Colorado Case Shows The Folly Of Red Flag Laws

One of my big complaints about “red flag” laws (beyond the constitutional concerns over due process and the Second Amendment) is that they provide prosecutors and police with a tool that allows them to say they’ve “done something,” rather than doing something effective to deal with an individual who truly presents a danger to themselves or others.


The case of Bryce Shelby in Colorado is a pretty good example of what I’m talking about. The 28-year old lost his ability to legally possess a firearm for a year after he allegedly threatened to kill Colorado Attorney General Phil Weiser and other public officials, but that appears to be the only consequence that Shelby suffered.

DPD and the FBI investigated Shelby after they became aware of his social media posts.
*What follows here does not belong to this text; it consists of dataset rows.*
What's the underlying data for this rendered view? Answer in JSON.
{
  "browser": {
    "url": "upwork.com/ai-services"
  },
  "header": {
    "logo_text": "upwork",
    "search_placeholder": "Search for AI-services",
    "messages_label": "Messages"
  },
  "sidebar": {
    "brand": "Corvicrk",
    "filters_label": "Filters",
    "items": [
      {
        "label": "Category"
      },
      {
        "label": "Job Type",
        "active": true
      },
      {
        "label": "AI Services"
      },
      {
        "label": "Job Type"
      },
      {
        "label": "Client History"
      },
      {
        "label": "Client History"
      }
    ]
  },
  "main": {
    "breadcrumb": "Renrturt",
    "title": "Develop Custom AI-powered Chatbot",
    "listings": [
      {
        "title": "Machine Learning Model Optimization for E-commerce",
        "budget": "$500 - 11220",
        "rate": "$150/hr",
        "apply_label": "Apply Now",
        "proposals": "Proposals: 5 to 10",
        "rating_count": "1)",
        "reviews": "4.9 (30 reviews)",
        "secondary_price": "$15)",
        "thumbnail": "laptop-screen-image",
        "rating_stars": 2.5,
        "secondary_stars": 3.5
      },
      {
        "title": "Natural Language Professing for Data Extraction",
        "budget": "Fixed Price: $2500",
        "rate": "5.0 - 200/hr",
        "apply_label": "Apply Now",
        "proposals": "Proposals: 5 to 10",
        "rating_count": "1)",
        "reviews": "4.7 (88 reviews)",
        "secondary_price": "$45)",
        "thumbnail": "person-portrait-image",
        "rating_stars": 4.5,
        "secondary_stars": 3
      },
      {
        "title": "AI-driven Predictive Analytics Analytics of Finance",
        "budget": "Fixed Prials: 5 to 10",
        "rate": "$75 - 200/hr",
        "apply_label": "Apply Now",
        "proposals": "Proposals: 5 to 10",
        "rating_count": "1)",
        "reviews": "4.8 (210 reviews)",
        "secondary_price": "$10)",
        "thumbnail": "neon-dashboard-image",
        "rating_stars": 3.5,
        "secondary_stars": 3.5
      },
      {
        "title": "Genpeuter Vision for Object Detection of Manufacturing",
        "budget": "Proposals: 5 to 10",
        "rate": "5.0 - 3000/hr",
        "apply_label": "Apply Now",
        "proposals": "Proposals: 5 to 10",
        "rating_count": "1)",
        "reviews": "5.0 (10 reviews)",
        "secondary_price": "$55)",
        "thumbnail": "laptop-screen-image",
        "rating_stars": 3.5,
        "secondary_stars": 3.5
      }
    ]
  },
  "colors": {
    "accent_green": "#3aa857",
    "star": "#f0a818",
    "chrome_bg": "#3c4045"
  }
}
During the investigation, Shelby told an undercover FBI agent that he planned to shoot Weiser and didn’t mind getting “blood on his hands,” according to the DPD petition.

He had “scoped out” Weiser’s residence by driving past it on more than one occasion, the petition says.
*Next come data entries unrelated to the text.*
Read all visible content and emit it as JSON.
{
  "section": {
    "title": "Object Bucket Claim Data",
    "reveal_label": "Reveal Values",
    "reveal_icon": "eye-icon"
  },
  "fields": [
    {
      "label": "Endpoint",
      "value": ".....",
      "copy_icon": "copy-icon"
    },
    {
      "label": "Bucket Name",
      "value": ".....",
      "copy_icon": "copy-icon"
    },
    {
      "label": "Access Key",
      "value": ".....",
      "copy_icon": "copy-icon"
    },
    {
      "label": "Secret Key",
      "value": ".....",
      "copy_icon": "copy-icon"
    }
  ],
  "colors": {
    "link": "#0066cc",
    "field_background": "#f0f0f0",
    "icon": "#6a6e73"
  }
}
DPD also said Shelby told the undercover FBI agent that he wanted to eliminate Denver Mayor Michael Hancock, Aurora Mayor Mike Coffman and the police chiefs for both those cities.

The self-professed Black Panther was investigated by both the FBI and the Denver police after he talked about joining a “nationalist paramilitary organization, and posted violent and threatening posts to social media,” but so far no criminal charges have been filed. Instead, back on November 12th, a judge in Colorado granted an extreme risk protection order filed by the Denver PD and ordered Shelby to surrender his legally-owned guns for twelve months.
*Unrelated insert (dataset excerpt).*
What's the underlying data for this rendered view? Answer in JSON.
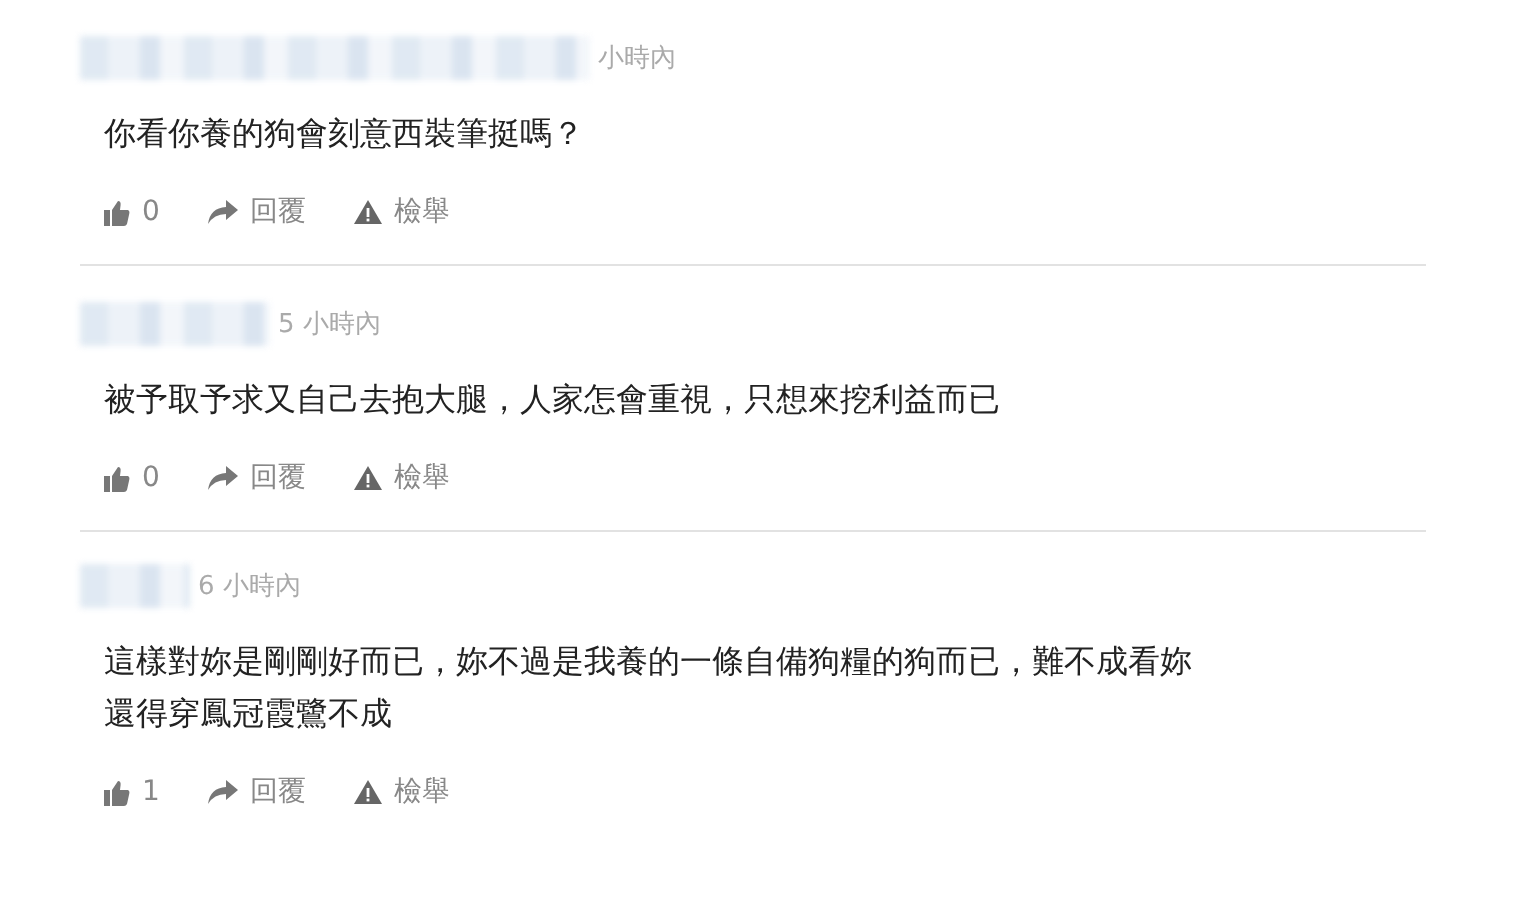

If Shelby truly poses a threat to these public officials, why is he still out on the streets? Why did the Denver police not use the state’s civil commitment laws, which could also have led to the loss of Shelby’s Second Amendment rights but would have guaranteed him mental health treatment?

Why haven’t either federal officials or local prosecutors charged Shelby with any crime? Police argued that Shelby himself posed a threat to himself or others, but Shelby himself remains free. It’s his guns that have been locked up. That doesn’t change his expressed desire to harm others. It just means he’ll have to work a little harder to do so if he decides to put thought into action.

This is the folly of red flag laws. Shelby’s been ordered to surrender his guns, but he still has access to his car keys, gasoline, matches, rope, knives, and anything else he might want to use as a weapon. Meanwhile, because there’s no mental health component to what was billed as mental health proposal, the state is apparently doing nothing to ensure that Shelby receives any sort of counseling or treatment in the twelve months that he’s not allowed to possess a gun. I don’t see how that can be considered a “common sense” solution to anything.


If Shelby’s a danger to others, he should be charged with a crime or placed in an in-patient mental health facility. If he’s not a danger, he shouldn’t have had his guns taken away. Either way, the state’s use of the red flag law hasn’t helped anyone except the anti-gun lawmakers that approved it, who can now pat themselves on the back and congratulate each other on doing “something,” instead of something that works.